The IArgumentType interface defines a name, which uniquely identifies the arguments involved; an example of such an argument; and an ArgumentTree IsValid(ArgumentTree value)
function. The IsValid function returns null if the argument is valid, and otherwise encapsulates potentially a tree of validation errors in the resuling ArgumentTree.
The following IArgumentTypes are defined:
- AnyArgumentType : anything possible
- NullArgumentType : only null possible
- UnknownArgumentType : exceptions thrown when argument methods are used
- AmbiguousArgumentType : any of several argument types
- ManyConstraintArgumentType : a result that looks like several kinds of arguments
- SelectableArgumentType : any of a collection of values
- RangedArgumentType : a value within a closed range
- TypedArgumentType : a value defined by a class Type
- StringArgumentType : a string, with a definable regular expression validator and example
- EnumerableArgumentType : an enumeration of values of a type
- DictionaryArgumentType : a dictionary of a specified key and value type
- SeveralArgumentType : an array of objects, each of a particular type
- NamedArgumentType : a wrapper on another argument type that gives a specified name
- SetStringDictionaryArgumentType : a named collection of values, where particular keys map to particular value types; good for HTML interfaces
- AnyStringDictionaryArgumentType : a named collection of values, where any key may be used and any value provided for each; good for HTML interfaces
- LabelledArgumentType : a wrapper on an argument type that provides a label when expressed
- ArgumentTree : A hierarchy of named data, used to store the live configuration and to describe the APIs for actions.
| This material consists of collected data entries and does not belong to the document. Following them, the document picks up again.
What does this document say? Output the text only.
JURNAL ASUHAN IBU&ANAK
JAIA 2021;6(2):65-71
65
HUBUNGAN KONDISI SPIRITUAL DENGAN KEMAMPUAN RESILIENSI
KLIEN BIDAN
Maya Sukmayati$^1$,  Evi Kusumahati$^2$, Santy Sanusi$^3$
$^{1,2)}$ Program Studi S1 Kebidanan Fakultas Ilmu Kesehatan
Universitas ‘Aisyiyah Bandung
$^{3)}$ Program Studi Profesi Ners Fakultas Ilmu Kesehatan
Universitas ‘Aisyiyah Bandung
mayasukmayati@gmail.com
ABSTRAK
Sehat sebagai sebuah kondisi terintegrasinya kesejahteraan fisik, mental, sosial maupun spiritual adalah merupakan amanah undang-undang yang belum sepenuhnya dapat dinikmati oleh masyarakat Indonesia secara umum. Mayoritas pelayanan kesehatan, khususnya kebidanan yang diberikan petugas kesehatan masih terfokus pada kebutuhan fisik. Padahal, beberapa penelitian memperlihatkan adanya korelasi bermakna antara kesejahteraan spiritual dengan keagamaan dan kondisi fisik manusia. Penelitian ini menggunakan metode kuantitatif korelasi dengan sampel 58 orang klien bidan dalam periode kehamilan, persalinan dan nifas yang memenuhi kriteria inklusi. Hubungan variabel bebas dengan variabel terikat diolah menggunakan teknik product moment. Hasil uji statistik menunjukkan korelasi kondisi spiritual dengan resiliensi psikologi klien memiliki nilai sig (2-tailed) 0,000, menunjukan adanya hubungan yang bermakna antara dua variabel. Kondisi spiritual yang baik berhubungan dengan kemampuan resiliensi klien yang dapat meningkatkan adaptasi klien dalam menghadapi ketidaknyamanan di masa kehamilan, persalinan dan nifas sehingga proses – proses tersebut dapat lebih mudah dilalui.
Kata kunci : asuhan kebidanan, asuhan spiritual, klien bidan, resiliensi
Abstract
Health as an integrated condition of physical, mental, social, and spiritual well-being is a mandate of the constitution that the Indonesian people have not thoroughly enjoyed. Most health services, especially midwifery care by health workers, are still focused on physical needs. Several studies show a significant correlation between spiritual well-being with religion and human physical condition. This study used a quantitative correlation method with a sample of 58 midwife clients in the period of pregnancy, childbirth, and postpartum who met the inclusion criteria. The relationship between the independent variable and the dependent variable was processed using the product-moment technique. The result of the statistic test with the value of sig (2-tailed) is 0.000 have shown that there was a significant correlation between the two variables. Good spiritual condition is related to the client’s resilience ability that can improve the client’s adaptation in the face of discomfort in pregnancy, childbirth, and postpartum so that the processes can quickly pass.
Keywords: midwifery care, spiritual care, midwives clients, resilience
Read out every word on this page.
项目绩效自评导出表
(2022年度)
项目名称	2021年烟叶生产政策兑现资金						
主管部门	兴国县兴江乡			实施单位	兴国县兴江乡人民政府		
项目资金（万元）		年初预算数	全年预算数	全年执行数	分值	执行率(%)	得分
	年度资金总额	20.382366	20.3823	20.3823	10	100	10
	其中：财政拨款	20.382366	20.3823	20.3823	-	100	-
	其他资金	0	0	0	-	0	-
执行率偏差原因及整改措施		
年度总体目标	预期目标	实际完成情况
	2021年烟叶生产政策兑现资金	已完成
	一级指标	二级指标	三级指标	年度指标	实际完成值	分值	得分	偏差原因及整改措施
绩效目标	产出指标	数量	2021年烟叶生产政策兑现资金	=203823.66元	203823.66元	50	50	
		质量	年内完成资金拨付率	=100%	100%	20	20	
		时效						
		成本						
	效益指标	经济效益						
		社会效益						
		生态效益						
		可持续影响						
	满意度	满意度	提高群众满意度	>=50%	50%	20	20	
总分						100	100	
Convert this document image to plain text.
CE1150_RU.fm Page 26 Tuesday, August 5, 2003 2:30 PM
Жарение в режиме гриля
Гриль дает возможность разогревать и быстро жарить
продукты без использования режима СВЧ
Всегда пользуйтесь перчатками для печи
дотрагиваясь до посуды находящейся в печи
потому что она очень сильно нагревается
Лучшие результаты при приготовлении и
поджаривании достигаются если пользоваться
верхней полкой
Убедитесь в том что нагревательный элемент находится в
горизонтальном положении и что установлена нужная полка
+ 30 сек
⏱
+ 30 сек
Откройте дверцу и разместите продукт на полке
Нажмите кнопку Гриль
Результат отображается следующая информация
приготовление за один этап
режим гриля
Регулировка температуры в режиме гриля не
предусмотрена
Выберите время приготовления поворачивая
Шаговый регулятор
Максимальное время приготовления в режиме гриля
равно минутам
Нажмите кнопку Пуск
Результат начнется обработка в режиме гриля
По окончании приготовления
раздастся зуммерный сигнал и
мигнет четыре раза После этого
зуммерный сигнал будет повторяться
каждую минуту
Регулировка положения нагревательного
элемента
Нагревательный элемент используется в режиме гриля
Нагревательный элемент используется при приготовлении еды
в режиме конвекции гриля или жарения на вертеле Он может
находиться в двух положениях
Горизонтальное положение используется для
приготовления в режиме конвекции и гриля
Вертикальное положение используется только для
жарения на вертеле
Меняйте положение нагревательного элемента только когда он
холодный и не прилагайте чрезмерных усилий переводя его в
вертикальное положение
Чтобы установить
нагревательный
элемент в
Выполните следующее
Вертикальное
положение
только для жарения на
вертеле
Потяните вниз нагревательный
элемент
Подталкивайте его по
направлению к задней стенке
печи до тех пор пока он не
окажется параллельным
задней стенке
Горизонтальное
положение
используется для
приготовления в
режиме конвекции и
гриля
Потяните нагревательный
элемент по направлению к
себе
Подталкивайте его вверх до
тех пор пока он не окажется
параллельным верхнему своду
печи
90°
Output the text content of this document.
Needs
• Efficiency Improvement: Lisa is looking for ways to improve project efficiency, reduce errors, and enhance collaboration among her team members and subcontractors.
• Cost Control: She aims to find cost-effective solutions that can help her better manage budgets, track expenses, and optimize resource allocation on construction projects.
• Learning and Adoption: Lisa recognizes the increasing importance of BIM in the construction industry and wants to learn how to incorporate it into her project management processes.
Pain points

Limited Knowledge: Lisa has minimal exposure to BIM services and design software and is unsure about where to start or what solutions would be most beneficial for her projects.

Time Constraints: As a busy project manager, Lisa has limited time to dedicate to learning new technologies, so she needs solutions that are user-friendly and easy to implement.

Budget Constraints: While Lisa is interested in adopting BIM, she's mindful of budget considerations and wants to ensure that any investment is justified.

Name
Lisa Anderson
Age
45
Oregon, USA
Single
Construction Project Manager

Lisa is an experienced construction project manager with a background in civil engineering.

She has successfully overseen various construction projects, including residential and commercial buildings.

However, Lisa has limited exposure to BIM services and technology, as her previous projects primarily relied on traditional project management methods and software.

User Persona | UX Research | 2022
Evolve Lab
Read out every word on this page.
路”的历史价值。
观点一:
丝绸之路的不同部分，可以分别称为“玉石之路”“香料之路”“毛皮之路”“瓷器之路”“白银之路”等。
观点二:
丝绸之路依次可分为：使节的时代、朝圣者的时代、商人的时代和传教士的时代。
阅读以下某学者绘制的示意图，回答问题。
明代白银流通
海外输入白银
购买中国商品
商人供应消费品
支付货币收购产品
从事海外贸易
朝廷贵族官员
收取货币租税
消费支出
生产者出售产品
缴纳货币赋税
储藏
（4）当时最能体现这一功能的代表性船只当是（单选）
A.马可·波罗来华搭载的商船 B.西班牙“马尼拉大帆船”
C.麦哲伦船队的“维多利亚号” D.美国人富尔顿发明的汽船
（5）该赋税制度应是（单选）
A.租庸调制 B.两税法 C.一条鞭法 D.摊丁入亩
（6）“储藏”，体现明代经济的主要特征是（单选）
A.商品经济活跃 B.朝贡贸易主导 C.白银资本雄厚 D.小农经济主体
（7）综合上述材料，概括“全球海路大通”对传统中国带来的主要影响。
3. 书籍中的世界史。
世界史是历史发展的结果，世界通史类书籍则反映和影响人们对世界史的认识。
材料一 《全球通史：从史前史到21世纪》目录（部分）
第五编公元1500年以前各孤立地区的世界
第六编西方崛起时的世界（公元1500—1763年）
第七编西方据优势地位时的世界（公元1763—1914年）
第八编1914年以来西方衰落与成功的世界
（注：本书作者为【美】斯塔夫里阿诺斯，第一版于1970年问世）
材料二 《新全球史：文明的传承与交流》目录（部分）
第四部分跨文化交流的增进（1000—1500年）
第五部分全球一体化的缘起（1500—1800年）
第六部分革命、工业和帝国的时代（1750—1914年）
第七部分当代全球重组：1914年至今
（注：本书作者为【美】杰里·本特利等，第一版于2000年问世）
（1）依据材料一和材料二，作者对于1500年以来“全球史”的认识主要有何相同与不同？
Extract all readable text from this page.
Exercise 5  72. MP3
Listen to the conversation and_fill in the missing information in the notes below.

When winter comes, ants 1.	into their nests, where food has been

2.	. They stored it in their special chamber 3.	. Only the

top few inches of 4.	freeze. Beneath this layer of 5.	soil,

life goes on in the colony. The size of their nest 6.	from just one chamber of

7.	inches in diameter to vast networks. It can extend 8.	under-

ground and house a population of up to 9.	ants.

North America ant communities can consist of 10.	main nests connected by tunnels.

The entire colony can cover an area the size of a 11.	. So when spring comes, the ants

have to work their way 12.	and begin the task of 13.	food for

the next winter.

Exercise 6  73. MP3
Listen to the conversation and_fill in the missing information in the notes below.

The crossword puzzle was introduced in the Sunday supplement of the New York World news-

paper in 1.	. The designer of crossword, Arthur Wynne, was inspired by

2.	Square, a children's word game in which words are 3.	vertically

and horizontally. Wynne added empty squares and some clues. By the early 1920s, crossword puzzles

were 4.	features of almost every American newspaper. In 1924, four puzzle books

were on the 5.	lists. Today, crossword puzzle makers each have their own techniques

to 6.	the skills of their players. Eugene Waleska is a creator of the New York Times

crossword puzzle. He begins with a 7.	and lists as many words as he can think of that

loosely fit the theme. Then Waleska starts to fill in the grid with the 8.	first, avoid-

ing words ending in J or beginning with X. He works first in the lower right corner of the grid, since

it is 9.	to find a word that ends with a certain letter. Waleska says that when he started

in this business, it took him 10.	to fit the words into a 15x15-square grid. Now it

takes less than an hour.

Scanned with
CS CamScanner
- IMessageReceiver : Interface for receiving messages (e.g. from listening on hooks or other inter-plugin communication).
- IDataSource : Interface for data sources, which can have particularly pieces of information called for, and be wrapped in caches.
- IPlugin and PluginDisplayNameAttribute : The required interface and attribute for implementing a plugin. Also see PluginNotValidException.
- PluginEnvironment : A location for stored state common to all plugins and for inter-plugin communication.